Цитата:
Сообщение от
mazzy
Статейка очень поверхностная, не говоря уже о том, что все ее содержимое - "показания с чужих слов". Более подробно эта тема раскрыта, к примеру, в книге
I. M. Wright's "Hard Code", а также в
одноименном блоге автора книги, который проработал в Microsoft порядка 18 лет, а не просто где-то там что-то слышал. К примеру,
Out of calibration:
Цитата:
It’s calibration time at Microsoft. Time for managers to rank everyone in your peer group (same discipline, same career stage, same division) into five (and a half) ranges: the top 20 percent (and top 5 percent), the near top 20 percent, the middle 40 percent, the lower 13 percent, and the bottom 7 percent.
Engineers hate calibration because it’s not fair to great teams, in which everyone deserves high ratings, and because it discourages teamwork, since team members compete against each other for rewards. Managers hate calibration because it forces them to make hard choices, it punishes them for having a great team while rewarding their peers for having poor teams, and it creates uncomfortable conversations with their employees.
Well, I love calibration. That’s right, I love it! You weenies and whiners can go join some puritan, petite startup, while I count our billions and continue working with a top-notch staff. Hey, I’m huge on rewarding strong teams and teamwork. The fact that you think calibration discourages teamwork shows your ignorance. It’s time you got a clue.
There are teams and then there are divisions. They are not the same. A division has thousands of engineers. A team has between one and 12. You are calibrated against your peers in your division, not your team. Yes, the few engineers on your team that are in your discipline career stage are among the hundreds in your calibration group. So what? That’s rounding error. You’re not competing against your teammates—you’re being compared across your division.
A common concern is, “Instead of rating teams against their results, we’re rating engineers against each other! Doesn’t that discourage teamwork?” No, it doesn’t. Remember, you’re compared against all the engineers in your discipline and career stage across your division—not just the few on your team. If you and your teammates perform better than others in your division because you collaborate well, then you and your teammates will rank higher.
Don’t get me wrong—managers can certainly use calibration to create a competitive environment within their teams, making them dysfunctional. But managers can create competitive, dysfunctional environments any number of ways.

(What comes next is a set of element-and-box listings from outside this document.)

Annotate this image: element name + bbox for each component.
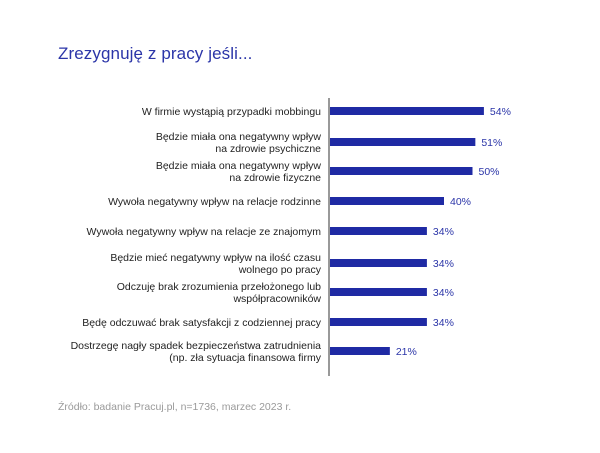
category-label: wolnego po pracy [238,264,322,276]
bar [330,347,390,355]
category-label: na zdrowie fizyczne [229,172,321,184]
value-label: 40% [450,196,471,208]
category-label: Wywoła negatywny wpływ na relacje rodzin… [108,196,321,208]
bar [330,288,427,296]
bar [330,197,444,205]
value-label: 34% [433,226,454,238]
value-label: 50% [479,166,500,178]
category-label: W firmie wystąpią przypadki mobbingu [142,106,321,118]
value-label: 34% [433,317,454,329]
source-note: Źródło: badanie Pracuj.pl, n=1736, marze… [58,401,292,413]
category-label: na zdrowie psychiczne [215,143,321,155]
category-label: Wywoła negatywny wpływ na relacje ze zna… [87,226,322,238]
value-label: 34% [433,287,454,299]
category-label: (np. zła sytuacja finansowa firmy [169,352,321,364]
bar [330,318,427,326]
category-label: Dostrzegę nagły spadek bezpieczeństwa za… [71,340,322,352]
category-label: Będzie miała ona negatywny wpływ [156,160,322,172]
value-label: 34% [433,258,454,270]
category-label: Odczuję brak zrozumienia przełożonego lu… [117,281,321,293]
category-label: Będzie mieć negatywny wpływ na ilość cza… [110,252,321,264]
bar [330,227,427,235]
value-label: 54% [490,106,511,118]
category-label: Będzie miała ona negatywny wpływ [156,131,322,143]
category-label: współpracowników [232,293,321,305]
chart-title: Zrezygnuję z pracy jeśli... [58,44,253,63]
value-label: 21% [396,346,417,358]
bar [330,138,476,146]
value-label: 51% [481,137,502,149]
bar [330,259,427,267]
bar [330,107,484,115]
category-label: Będę odczuwać brak satysfakcji z codzien… [82,317,321,329]
bar [330,167,473,175]
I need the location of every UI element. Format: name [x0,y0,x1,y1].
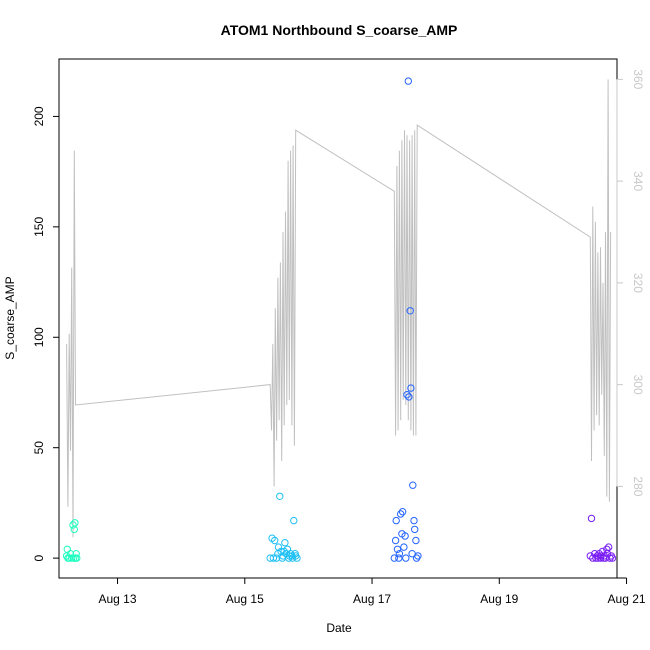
x-tick-label: Aug 21 [608,592,646,606]
data-point [406,307,414,315]
data-point [72,550,80,558]
secondary-trace [66,79,612,538]
y-tick-label: 0 [32,554,46,561]
data-point [398,508,407,516]
data-point [272,554,281,562]
data-point [401,532,409,540]
data-point [68,554,76,562]
data-point [409,481,417,489]
data-point [403,391,411,399]
x-tick-label: Aug 13 [99,592,137,606]
x-tick-label: Aug 15 [226,592,264,606]
y-tick-label: 150 [32,217,46,237]
data-point [597,552,605,560]
secondary-tick-label: 300 [631,375,645,395]
data-point [268,534,276,542]
data-point [69,521,77,529]
data-point [405,393,413,401]
x-axis-label: Date [326,621,352,635]
data-point [70,525,79,534]
y-axis-label: S_coarse_AMP [3,276,17,359]
data-point [393,545,402,553]
secondary-tick-label: 340 [631,171,645,191]
secondary-tick-label: 320 [631,273,645,293]
data-point [414,552,422,560]
chart-title: ATOM1 Northbound S_coarse_AMP [221,22,458,38]
data-point [410,516,418,525]
data-point [73,554,81,562]
data-point [608,554,617,562]
plot-frame [58,58,618,579]
x-axis: Aug 13 Aug 15 Aug 17 Aug 19 Aug 21 [99,577,646,606]
data-point [407,384,415,392]
data-point [391,536,400,545]
data-point [412,536,420,545]
data-point [71,519,79,527]
secondary-tick-label: 360 [631,69,645,89]
data-point [392,516,400,525]
secondary-y-axis: 280 300 320 340 360 [616,69,645,497]
data-point [605,543,613,551]
data-point [400,543,408,551]
data-point [397,510,405,518]
y-axis: 0 50 100 150 200 [32,106,60,561]
secondary-tick-label: 280 [631,476,645,496]
secondary-line [66,79,612,538]
data-point [290,516,298,525]
data-point [411,525,419,534]
y-tick-label: 50 [32,441,46,455]
x-tick-label: Aug 17 [353,592,391,606]
data-point [390,554,398,562]
x-tick-label: Aug 19 [480,592,518,606]
data-point [293,554,301,562]
data-point [395,550,404,558]
y-tick-label: 100 [32,327,46,347]
data-point [589,554,597,562]
data-point [587,514,596,523]
data-point [63,545,72,553]
data-point [276,492,284,500]
data-point [402,554,410,562]
data-point [395,554,403,562]
data-point [271,536,279,545]
data-point [269,554,278,562]
data-point [281,539,289,547]
scatter-points [62,77,617,562]
data-point [603,545,611,553]
data-point [404,77,412,85]
y-tick-label: 200 [32,106,46,126]
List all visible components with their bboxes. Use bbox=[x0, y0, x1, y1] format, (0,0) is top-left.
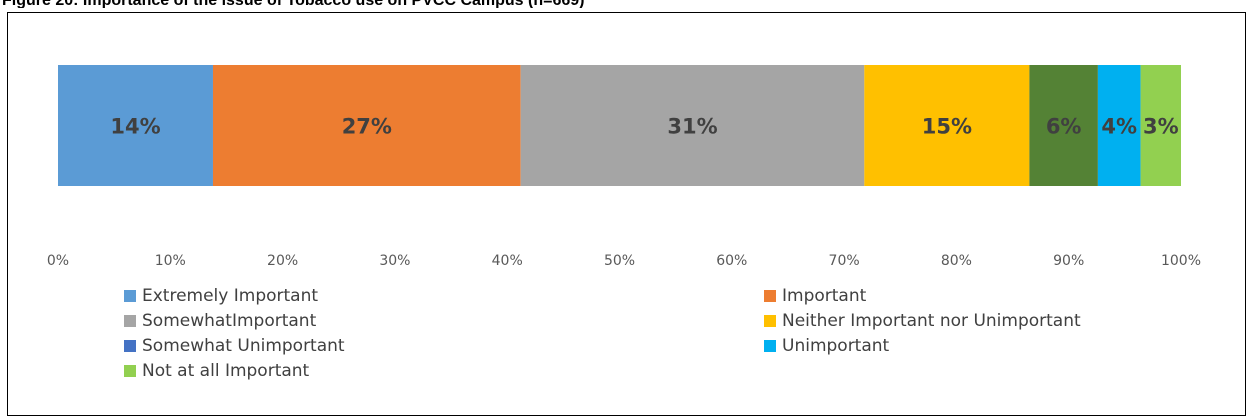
legend-item-unimportant: Unimportant bbox=[764, 336, 1224, 356]
bar-segment-0 bbox=[58, 65, 213, 186]
x-tick-label: 0% bbox=[47, 253, 69, 269]
legend-label: Neither Important nor Unimportant bbox=[782, 311, 1081, 331]
data-label-3: 15% bbox=[922, 115, 972, 139]
legend-swatch bbox=[764, 340, 776, 352]
data-label-1: 27% bbox=[342, 115, 392, 139]
data-label-6: 4% bbox=[1101, 115, 1137, 139]
legend-item-extremely-important: Extremely Important bbox=[124, 286, 764, 306]
x-tick-label: 20% bbox=[267, 253, 298, 269]
bar-segment-6 bbox=[1097, 65, 1141, 186]
legend-label: Somewhat Unimportant bbox=[142, 336, 345, 356]
figure-title: Figure 20: Importance of the issue of To… bbox=[2, 0, 584, 8]
chart-legend: Extremely Important Important SomewhatIm… bbox=[124, 286, 1224, 381]
bar-segment-3 bbox=[864, 65, 1030, 186]
bar-segment-1 bbox=[212, 65, 521, 186]
x-tick-label: 80% bbox=[941, 253, 972, 269]
x-tick-label: 10% bbox=[155, 253, 186, 269]
legend-label: Not at all Important bbox=[142, 361, 310, 381]
x-tick-label: 100% bbox=[1161, 253, 1201, 269]
legend-label: Unimportant bbox=[782, 336, 890, 356]
x-tick-label: 30% bbox=[379, 253, 410, 269]
legend-label: Extremely Important bbox=[142, 286, 319, 306]
bar-segment-2 bbox=[520, 65, 865, 186]
legend-swatch bbox=[124, 290, 136, 302]
x-tick-label: 60% bbox=[716, 253, 747, 269]
legend-swatch bbox=[124, 340, 136, 352]
legend-item-neither: Neither Important nor Unimportant bbox=[764, 311, 1224, 331]
legend-swatch bbox=[764, 315, 776, 327]
data-label-7: 3% bbox=[1143, 115, 1179, 139]
legend-swatch bbox=[124, 365, 136, 377]
x-tick-label: 50% bbox=[604, 253, 635, 269]
legend-item-not-at-all-important: Not at all Important bbox=[124, 361, 764, 381]
bar-segment-7 bbox=[1140, 65, 1181, 186]
legend-item-somewhat-unimportant: Somewhat Unimportant bbox=[124, 336, 764, 356]
legend-label: Important bbox=[782, 286, 867, 306]
legend-item-important: Important bbox=[764, 286, 1224, 306]
data-label-2: 31% bbox=[667, 115, 717, 139]
x-tick-label: 70% bbox=[829, 253, 860, 269]
legend-swatch bbox=[124, 315, 136, 327]
data-label-0: 14% bbox=[110, 115, 160, 139]
legend-item-somewhat-important: SomewhatImportant bbox=[124, 311, 764, 331]
x-tick-label: 40% bbox=[492, 253, 523, 269]
legend-swatch bbox=[764, 290, 776, 302]
legend-label: SomewhatImportant bbox=[142, 311, 317, 331]
data-label-5: 6% bbox=[1046, 115, 1082, 139]
x-tick-label: 90% bbox=[1053, 253, 1084, 269]
bar-segment-5 bbox=[1029, 65, 1098, 186]
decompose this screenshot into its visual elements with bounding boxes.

Calibration doesn’t discourage teamwork. However, calibration does have a message for employees—Microsoft pays for performance. If you are not performing as well as other engineers in your discipline at your career stage, then you will not be paid as well as your peers. If you perform better than other engineers in your discipline at your career stage, then you will be paid extra —sometimes a great deal extra.